Desde que estourou o escândalo do uso de candidatas laranja por partidos políticos para fraudar as eleições de 2018, no início do ano, deputados e senadores apresentaram várias sugestões para evitar que a mesma situação aconteça nos próximos pleitos. Ao mesmo tempo em que surgem tentativas de acabar com a cota obrigatória de 30% de candidaturas femininas, com o argumento de que a medida não funciona, várias ideias para aprimorá-la ganham mais atenção no Congresso.
Além de garantir mulheres na corrida eleitoral, o objetivo das propostas é que elas, de fato, ocupem as cadeiras. Da tribuna do plenário da Câmara, a deputada Soraya Santos (PL-RJ) deu o recado, na última quarta-feira: “a mulher não quer ser trampolim de candidatura masculina”.
As iniciativas se intensificaram a partir de fevereiro, quando a Polícia Federal (PF) e o Ministério Público Federal (MPF) começaram a apurar denúncias de que o PSL, partido do presidente Jair Bolsonaro, teria usado candidatas laranja para desviar recursos eleitorais. Desde então, o assunto voltou à tona e parlamentares dos mais variados partidos, da direita a da esquerda, discutem o que fazer para evitar que o escândalo se repita.
Com 77 deputadas, parte da maior bancada feminina da história da Câmara comemora ter barrado o avanço de um projeto que, entre outros pontos, busca acabar com a penalização de partidos que não preencherem a cota de 30% de candidaturas de mulheres. Apresentado pela deputada Renata Abreu (Podemos-SP), o texto prevê que as vagas não preenchidas fiquem vazias.
Se tivesse sido aprovado até o início de outubro, ele poderia valer para as eleições municipais de 2020, mas está na Comissão de Defesa dos Direitos da Mulher, onde não conta com apoio. “A bancada feminina articulou para levar o texto à comissão e conseguiu evitar um grande retrocesso”, comemora a deputada Fernanda Melchionna (PSol-RS).
A presidente do colegiado, Luisa Canziani (PTB-PR), afirmou, na última quarta-feira, que o grupo enfrenta projetos, cujo objetivo é provocar, segundo ela, retrocessos em importantes conquistas das mulheres no Legislativo nos últimos anos. Ao Correio, ela reforça que é preciso “debater e aprimorar a legislação acerca das candidaturas femininas, inclusive a reserva de cadeiras para mulheres”.
Dose dupla
Contrária ao fim da cota, a deputada Margarete Coelho (PP-PI) é autora de um projeto que sugere que os votos em mulheres contem por dois para fins de cálculo do fundo partidário e do fundo eleitoral, assegurada a cota mínima de 30% dos recursos. “Com isso, os partidos teriam todo o interesse em buscar mulheres competitivas, que tenham capital eleitoral”, acredita.

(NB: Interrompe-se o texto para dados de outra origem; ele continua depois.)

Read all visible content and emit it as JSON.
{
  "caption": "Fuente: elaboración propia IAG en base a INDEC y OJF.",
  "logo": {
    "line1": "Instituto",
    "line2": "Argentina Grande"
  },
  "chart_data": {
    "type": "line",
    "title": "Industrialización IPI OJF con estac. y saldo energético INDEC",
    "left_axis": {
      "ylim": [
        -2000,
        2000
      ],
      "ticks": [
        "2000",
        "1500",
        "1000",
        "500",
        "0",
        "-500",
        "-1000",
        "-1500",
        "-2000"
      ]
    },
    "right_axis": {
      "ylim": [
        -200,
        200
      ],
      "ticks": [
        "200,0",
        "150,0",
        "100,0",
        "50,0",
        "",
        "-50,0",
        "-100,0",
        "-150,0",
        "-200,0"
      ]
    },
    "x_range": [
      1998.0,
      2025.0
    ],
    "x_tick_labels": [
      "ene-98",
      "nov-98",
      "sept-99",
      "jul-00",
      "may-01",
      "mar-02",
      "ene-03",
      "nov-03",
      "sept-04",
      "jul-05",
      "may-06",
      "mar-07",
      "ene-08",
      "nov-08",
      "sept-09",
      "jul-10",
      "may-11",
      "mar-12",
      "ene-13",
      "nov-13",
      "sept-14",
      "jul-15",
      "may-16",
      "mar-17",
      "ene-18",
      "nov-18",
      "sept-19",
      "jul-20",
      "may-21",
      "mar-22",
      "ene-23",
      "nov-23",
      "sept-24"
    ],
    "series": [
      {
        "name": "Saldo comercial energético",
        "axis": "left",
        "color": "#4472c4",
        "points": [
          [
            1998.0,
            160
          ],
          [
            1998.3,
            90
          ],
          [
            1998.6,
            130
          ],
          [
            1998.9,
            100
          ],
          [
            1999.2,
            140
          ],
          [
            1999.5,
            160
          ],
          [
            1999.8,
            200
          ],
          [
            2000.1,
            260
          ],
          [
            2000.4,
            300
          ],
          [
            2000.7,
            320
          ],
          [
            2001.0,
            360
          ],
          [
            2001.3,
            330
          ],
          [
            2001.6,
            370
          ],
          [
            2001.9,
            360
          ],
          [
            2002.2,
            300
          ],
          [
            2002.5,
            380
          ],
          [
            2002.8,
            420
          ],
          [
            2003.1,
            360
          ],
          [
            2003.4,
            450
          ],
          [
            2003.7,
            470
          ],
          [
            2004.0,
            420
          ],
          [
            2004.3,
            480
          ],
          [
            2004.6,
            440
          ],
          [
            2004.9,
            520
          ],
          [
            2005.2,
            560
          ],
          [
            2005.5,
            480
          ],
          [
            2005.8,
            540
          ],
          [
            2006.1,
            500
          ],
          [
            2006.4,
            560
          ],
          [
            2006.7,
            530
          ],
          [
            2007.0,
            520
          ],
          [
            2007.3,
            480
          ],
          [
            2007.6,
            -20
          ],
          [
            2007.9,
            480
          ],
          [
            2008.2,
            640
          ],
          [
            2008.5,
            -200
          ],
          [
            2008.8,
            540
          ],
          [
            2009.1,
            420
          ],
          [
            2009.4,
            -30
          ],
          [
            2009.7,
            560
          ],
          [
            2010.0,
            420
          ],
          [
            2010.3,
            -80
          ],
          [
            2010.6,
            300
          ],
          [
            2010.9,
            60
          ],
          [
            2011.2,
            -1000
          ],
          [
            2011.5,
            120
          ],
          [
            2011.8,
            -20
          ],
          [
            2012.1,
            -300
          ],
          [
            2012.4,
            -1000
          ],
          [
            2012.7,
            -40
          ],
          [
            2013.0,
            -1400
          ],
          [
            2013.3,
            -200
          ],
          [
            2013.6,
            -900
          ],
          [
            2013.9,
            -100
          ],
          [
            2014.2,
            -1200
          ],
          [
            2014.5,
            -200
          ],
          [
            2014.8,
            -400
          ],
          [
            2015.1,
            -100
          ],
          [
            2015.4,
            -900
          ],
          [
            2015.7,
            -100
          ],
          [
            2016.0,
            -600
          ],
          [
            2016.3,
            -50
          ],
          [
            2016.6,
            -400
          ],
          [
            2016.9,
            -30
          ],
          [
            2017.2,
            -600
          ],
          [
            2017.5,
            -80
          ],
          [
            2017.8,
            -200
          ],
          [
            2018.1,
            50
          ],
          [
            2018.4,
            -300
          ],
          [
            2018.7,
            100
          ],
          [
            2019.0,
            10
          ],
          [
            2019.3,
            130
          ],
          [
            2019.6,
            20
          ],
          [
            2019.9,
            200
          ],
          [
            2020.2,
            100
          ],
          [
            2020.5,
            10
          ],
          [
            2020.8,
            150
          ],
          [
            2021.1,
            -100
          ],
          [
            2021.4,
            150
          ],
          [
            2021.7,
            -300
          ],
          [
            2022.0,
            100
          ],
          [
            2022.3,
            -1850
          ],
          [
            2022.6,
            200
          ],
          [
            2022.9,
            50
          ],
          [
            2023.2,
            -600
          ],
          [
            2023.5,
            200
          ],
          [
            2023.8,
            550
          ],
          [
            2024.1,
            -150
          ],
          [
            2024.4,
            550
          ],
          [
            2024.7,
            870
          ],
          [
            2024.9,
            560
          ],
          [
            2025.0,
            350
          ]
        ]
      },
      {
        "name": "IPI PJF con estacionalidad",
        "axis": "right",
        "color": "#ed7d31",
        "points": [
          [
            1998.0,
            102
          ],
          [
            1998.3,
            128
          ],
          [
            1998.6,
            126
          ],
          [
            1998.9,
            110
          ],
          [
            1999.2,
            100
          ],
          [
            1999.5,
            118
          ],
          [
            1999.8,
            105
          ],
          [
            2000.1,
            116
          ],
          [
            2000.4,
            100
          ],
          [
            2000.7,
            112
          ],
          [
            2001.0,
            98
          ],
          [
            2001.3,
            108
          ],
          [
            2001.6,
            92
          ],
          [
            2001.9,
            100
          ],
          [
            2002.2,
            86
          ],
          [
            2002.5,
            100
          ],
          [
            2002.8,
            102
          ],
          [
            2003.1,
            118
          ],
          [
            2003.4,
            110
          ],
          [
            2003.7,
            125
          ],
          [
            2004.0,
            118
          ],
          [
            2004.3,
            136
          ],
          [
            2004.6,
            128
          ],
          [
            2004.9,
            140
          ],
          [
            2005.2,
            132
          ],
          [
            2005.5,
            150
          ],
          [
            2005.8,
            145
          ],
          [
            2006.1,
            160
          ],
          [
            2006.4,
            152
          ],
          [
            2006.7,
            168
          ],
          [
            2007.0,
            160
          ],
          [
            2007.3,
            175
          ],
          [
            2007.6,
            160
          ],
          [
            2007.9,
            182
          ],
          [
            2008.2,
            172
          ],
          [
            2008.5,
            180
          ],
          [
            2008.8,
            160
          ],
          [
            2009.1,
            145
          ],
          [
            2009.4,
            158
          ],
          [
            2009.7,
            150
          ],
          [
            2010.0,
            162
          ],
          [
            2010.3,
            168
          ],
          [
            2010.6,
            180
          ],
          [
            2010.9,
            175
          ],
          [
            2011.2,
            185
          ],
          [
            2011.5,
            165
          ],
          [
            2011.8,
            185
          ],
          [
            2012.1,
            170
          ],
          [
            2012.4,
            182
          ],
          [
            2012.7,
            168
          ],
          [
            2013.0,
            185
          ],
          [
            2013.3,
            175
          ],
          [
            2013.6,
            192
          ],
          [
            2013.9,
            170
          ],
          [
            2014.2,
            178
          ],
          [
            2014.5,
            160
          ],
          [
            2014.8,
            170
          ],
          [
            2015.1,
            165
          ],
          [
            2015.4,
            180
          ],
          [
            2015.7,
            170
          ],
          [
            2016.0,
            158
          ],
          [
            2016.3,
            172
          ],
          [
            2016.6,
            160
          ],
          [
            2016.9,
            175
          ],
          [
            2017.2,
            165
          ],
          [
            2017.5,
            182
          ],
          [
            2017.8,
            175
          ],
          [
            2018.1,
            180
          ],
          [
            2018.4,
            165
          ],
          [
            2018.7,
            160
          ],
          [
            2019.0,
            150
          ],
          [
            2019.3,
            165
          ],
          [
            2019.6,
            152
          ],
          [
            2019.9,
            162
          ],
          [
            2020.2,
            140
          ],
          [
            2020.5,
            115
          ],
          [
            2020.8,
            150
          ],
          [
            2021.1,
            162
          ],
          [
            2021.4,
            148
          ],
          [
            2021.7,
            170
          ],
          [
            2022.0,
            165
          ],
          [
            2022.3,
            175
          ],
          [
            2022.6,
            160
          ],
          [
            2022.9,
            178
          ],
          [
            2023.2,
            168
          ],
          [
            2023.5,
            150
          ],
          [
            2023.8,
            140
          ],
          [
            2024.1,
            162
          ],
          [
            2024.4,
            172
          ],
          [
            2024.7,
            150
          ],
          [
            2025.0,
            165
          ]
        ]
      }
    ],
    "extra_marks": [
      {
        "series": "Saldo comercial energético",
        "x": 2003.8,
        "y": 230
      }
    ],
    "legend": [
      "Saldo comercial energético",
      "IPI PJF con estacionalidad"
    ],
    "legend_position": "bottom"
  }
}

Também está na Comissão de Defesa dos Direitos da Mulher um projeto de lei complementar que amplia a cota de gênero e garante que metade das cadeiras na Câmara sejam reservadas a mulheres. Na hora de definir quem deve tomar posse, seriam formadas duas listas: uma de mulheres e outra, de homens. Assim, seria possível garantir que as mais votadas fossem empossadas no limite da cota, explicam os autores do projeto, Sâmia Bomfim (PSol-SP) e Marcelo Freixo (PSol-RJ), no texto.
Outro projeto, de autoria da deputada Perpétua Almeida (PCdoB-AC) e assinado por outras 10 de partidos como PCdoB, PDT, PSol, PT, PL e Cidadania, sugere que uma das duas vagas no Senado seja disputada apenas por mulheres, quando a eleição for para renovar dois terços da Casa. Apresentado em setembro, o texto está na Comissão de Constituição e Justiça (CCJ) da Câmara.
A proposta de Renata Abreu não foi a única tentativa de “flexibilizar” ou acabar com a reserva de vagas. Outro projeto de lei nesse sentido foi apresentado pelo senador Ângelo Coronel (PSD-BA), em março. O dele era mais direto: sugeria declaradamente o fim da cota de gênero. O argumento era que o percentual de 30% era “elevado diante da dificuldade de encontrar candidaturas femininas viáveis”. O texto foi rejeitado pela Comissão de Constituição e Justiça (CCJ) do Senado em abril.
A bancada feminina, em geral, concorda que o problema não é a falta de interesse de mulheres na política. Luisa Canziani ressalta que 44% das filiações partidárias são de mulheres, mas só 15% das vagas são ocupadas por elas na Câmara. O difícil não é que elas se interessem pela política, é garantir que terão recursos e espaço para as próprias candidaturas, não só o registro para cumprir a cota.